When she met his gaze, she had the feeling that, yes, he was seeing her, but that he was seeing something else, too. Something in his mind that horrified him, and caused him to bare his teeth.
“Beck.” She could feel the bones shifting in her wrist where he held her, but she wasn’t afraid. Her pulse thumped, but she didn’t try to get away. “Beck, it’s okay. It’s me.”
“Rose. Rosie.”
“Yes, Rosie.”
“They have one,” he hissed, and all the fine hairs on the back of her neck lifted.
“Who has what?” she asked, aiming for calm. He was out of his head with fever, and one of them had to be in charge, here.
He was panting. He was crushing her wrist.
“Beck, it’s okay. Just calm down–”
“A conduit,” he said, and she stopped breathing. “Castor’s people – they have aconduit.”
Then he passed out.
~*~
He woke long enough the next morning to sit up against a stack of pillows and eat some of the oatmeal Kay brought, bleary-eyed, quiet, withdrawn, eating with slow, methodical bites that Rose thought had more to do with Kay’s stern orders to eat rather than actual hunger.
“You, too,” Kay said, and shoved a bowl at Rose.
It was buttered, and topped with brown sugar, and delicious, but each bite was an effort to get down. Still, she was shaking, and sleep-deprived, and she knew she needed the fuel.
Kay bustled about straightening the covers and clearing old glasses off the nightstand. She brought a fresh glass of water and shook out two Tylenol. “How’s the pain today?”
“Seven.” Beck swallowed with obvious effort.
“Better, then.”
When he’d eaten all he could, Rose took his bowl, and then helped Kay change his dressing; she’d grown used to the sight of his bared torso, all its fascinating contours. Had grown used to the ugliness of the black stitches crawling like a centipede along his side; the edges were a faint pink, now, less angry.
“It’s healing,” Kay said with approval.
When Beck had taken his meds, and drifted back to sleep, Kay caught Rose’s eyes and said, “Come with me.” An order this time, and one that expected to be obeyed.
Rose heaved herself up from the chair, all her muscles protesting, and followed.
“Go take a shower,” Kay said, when they were in the hall, the door closed behind them. “And then meet me downstairs. No arguing.”
“I’m not arguing.”
“Hmph. That’d be a first. Go on.”
The hot water felt so wonderful, when she stepped under the spray, that her eyes burned, and she thought she might cry. The heat soothed her aching muscles, loosened the tension she’d been carrying across every inch of her back, and it hit her all at once: a backlog of fear, and doubt, and anticipated grief held at bay by drugs, and vigils, and Kay’s deft hands on the surgical instruments.
Beck could have died, and it wasn’t the idea of being out on the street that left her throat clogged with tears, but the thought of Beck being gone. Of never seeing one of his strange little smiles again; never leaning over a book together and smelling the scent of cedar on his clothes, and smoke on his breath.
She’d never had anyone to miss before, and she would miss him terribly, awfully, devastatingly if she lost him.

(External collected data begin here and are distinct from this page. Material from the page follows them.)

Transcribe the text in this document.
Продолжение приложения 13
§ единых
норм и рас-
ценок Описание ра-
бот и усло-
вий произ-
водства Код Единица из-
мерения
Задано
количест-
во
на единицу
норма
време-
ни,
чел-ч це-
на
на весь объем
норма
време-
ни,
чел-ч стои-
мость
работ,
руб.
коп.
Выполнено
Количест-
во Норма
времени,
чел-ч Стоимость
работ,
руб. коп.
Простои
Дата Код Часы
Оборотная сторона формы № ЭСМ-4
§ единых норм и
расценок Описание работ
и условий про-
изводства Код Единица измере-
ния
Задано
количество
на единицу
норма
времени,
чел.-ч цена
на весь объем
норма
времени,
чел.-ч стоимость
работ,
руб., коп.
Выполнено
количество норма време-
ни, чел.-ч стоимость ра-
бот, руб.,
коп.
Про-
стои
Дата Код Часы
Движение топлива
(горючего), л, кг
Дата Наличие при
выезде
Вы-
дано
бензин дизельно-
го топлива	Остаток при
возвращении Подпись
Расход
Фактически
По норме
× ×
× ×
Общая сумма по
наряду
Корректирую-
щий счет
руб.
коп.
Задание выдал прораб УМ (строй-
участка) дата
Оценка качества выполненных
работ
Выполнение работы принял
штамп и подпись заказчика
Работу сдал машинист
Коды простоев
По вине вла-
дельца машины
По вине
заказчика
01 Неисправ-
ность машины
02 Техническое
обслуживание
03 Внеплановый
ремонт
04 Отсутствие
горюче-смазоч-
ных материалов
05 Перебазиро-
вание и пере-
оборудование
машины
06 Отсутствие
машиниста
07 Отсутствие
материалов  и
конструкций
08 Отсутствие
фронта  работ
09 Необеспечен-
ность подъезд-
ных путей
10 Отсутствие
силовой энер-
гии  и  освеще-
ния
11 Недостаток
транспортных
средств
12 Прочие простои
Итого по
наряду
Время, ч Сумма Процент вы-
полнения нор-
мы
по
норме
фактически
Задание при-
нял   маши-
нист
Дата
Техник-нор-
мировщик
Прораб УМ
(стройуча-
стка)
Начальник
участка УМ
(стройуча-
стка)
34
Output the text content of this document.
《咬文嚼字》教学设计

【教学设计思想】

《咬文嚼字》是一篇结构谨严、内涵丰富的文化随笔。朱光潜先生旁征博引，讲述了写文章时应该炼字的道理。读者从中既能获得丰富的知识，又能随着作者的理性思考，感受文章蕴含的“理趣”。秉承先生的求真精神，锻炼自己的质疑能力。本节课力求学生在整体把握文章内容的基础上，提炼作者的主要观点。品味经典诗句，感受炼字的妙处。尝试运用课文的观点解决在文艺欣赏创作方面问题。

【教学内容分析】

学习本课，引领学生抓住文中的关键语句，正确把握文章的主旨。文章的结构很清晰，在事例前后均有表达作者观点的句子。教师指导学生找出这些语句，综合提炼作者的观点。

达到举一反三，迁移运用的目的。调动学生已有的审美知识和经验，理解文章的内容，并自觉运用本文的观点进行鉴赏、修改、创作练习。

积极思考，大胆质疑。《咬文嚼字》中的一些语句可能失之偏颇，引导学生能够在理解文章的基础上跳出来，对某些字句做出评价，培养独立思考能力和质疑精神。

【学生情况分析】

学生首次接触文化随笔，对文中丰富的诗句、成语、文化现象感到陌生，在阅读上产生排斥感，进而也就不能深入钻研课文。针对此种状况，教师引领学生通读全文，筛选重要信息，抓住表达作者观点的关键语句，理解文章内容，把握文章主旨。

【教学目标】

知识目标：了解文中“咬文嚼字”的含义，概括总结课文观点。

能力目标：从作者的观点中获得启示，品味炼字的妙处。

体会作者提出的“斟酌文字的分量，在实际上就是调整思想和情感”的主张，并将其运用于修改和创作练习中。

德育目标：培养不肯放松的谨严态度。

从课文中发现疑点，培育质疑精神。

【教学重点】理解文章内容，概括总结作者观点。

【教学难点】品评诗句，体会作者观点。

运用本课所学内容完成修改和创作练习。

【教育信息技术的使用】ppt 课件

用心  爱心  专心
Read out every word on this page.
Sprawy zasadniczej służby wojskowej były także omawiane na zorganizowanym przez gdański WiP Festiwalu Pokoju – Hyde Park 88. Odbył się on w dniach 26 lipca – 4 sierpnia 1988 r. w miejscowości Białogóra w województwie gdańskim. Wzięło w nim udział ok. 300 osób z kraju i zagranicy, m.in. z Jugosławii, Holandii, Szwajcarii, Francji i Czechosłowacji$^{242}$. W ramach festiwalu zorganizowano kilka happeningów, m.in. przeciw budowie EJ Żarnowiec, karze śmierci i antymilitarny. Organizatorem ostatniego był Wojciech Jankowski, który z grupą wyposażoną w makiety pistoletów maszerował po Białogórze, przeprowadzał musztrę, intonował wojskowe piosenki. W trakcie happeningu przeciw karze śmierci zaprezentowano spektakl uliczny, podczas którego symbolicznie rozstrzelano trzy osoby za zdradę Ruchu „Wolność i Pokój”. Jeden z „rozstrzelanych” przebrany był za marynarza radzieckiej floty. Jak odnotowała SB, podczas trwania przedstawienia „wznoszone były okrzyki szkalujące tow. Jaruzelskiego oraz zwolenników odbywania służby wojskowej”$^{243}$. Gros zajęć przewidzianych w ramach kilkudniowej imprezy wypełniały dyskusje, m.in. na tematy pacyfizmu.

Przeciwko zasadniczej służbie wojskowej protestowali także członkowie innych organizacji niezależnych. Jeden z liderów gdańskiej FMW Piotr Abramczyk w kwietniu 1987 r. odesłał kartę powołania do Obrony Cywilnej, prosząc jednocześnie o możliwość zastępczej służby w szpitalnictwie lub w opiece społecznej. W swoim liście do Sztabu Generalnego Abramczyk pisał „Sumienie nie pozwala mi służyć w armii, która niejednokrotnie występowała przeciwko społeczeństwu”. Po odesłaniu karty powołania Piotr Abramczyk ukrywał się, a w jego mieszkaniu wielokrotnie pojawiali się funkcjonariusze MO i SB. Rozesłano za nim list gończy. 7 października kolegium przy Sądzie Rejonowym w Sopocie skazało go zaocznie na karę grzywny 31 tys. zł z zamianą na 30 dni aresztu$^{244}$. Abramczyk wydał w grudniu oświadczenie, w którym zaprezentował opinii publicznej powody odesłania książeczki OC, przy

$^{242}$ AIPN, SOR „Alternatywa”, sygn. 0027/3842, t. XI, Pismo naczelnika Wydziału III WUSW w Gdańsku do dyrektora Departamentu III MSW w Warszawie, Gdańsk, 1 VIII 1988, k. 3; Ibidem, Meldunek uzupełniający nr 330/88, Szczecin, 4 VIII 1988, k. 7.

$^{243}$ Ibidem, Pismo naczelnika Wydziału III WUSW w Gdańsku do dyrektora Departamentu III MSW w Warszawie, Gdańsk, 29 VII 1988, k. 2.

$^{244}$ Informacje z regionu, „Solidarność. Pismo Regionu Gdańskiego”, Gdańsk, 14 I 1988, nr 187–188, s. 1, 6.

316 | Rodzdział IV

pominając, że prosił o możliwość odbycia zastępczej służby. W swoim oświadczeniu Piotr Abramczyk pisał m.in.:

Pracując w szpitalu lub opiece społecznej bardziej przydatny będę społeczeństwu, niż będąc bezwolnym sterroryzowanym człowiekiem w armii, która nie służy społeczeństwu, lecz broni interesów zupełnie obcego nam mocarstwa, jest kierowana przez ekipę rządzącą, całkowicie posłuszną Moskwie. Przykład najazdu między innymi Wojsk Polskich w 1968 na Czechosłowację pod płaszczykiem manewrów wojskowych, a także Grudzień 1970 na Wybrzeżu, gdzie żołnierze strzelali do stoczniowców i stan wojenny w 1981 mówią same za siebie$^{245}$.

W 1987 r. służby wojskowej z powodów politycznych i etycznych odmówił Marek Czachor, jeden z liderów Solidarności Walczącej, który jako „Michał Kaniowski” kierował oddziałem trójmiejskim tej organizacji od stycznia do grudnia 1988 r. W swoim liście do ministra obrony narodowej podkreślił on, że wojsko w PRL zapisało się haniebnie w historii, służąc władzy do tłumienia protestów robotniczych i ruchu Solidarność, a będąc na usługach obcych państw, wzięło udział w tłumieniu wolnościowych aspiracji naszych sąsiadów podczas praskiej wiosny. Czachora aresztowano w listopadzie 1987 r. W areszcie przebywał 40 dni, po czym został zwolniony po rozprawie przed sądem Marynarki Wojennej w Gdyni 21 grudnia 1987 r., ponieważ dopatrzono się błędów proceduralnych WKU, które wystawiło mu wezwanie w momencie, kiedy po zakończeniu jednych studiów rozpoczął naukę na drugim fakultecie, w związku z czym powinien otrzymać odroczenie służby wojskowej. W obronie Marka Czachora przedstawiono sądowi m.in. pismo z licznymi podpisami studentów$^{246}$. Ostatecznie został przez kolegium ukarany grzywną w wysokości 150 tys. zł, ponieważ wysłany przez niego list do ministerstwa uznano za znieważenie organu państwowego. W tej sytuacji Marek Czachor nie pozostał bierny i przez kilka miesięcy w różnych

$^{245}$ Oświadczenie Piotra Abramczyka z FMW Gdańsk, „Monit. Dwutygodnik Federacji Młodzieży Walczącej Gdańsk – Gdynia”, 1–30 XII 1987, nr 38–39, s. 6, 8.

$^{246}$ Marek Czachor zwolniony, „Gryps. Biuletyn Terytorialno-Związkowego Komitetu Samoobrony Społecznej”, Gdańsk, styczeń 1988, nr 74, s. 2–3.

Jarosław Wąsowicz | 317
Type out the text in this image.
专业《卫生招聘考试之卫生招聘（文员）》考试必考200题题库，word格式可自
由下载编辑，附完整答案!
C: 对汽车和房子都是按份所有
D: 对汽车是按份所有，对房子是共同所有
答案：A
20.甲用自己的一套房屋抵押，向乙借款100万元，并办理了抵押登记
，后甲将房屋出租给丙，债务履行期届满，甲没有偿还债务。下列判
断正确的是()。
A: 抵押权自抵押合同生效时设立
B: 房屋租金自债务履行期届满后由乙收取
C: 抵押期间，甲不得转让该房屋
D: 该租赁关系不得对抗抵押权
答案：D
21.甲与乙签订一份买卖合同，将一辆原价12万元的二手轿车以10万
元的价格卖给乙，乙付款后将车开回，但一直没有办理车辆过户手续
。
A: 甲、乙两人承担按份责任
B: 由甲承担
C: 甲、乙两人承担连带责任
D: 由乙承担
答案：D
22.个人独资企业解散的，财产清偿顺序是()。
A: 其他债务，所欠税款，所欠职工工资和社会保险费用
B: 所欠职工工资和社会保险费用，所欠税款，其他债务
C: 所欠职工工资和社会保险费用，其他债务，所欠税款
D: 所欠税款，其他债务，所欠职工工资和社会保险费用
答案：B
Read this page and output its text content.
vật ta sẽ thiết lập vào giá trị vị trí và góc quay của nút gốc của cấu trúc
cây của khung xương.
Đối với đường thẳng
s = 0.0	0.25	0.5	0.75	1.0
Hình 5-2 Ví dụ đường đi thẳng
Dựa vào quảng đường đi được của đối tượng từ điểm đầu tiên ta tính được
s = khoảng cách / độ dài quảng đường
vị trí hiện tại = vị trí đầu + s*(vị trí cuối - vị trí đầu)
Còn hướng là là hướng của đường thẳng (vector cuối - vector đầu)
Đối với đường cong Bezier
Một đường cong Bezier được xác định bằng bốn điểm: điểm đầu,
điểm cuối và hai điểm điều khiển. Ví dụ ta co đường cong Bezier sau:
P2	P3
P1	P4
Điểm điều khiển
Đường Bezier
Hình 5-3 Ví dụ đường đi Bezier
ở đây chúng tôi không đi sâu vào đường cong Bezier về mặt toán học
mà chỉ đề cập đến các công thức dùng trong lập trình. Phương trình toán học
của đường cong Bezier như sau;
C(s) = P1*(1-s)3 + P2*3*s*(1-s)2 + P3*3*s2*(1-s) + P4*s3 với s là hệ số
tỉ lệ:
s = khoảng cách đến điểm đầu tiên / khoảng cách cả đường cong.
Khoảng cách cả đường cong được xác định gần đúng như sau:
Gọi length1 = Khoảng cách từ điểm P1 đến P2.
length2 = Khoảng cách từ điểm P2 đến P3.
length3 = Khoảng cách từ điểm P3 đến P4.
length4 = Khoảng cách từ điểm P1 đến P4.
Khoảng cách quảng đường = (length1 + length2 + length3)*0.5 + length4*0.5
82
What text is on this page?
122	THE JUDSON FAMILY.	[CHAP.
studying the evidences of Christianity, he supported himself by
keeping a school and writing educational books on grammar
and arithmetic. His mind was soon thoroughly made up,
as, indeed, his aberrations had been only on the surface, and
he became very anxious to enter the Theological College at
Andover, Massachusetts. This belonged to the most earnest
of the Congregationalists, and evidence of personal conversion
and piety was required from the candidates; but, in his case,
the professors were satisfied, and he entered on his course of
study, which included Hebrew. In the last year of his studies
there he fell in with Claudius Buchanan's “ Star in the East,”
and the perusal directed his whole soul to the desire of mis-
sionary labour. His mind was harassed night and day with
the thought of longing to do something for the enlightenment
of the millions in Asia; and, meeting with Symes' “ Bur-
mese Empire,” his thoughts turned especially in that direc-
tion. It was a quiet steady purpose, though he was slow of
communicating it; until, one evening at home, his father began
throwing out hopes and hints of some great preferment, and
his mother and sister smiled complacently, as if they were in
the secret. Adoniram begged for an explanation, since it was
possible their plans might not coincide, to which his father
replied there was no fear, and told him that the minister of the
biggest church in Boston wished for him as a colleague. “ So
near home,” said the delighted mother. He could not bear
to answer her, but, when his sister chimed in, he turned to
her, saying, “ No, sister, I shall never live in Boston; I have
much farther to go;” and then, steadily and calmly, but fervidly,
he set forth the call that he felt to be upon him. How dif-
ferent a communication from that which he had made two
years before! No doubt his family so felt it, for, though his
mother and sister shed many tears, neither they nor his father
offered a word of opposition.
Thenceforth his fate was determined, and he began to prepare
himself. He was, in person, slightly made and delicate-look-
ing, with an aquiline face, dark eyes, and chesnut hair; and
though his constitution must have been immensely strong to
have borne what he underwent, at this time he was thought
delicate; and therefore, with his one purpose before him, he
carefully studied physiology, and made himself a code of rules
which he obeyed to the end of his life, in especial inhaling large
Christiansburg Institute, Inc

She stood for long moments, hands shielding her face, letting the hot water wash her tears away. Then she finally cleaned up, shut off the taps, and went to dress.
She hesitated out in the hall, shooting a glance down at Beck’s closed door, listening. But there was no cry of distress, and she had no doubt Kay would come looking for her if she didn’t show, lecturing and muttering and calling her an idiot, too. With a sigh, she headed downstairs.
She found Kay in the butler’s pantry, where the washer and dryer were kept, folding fresh sheets at the long, butcher block counter.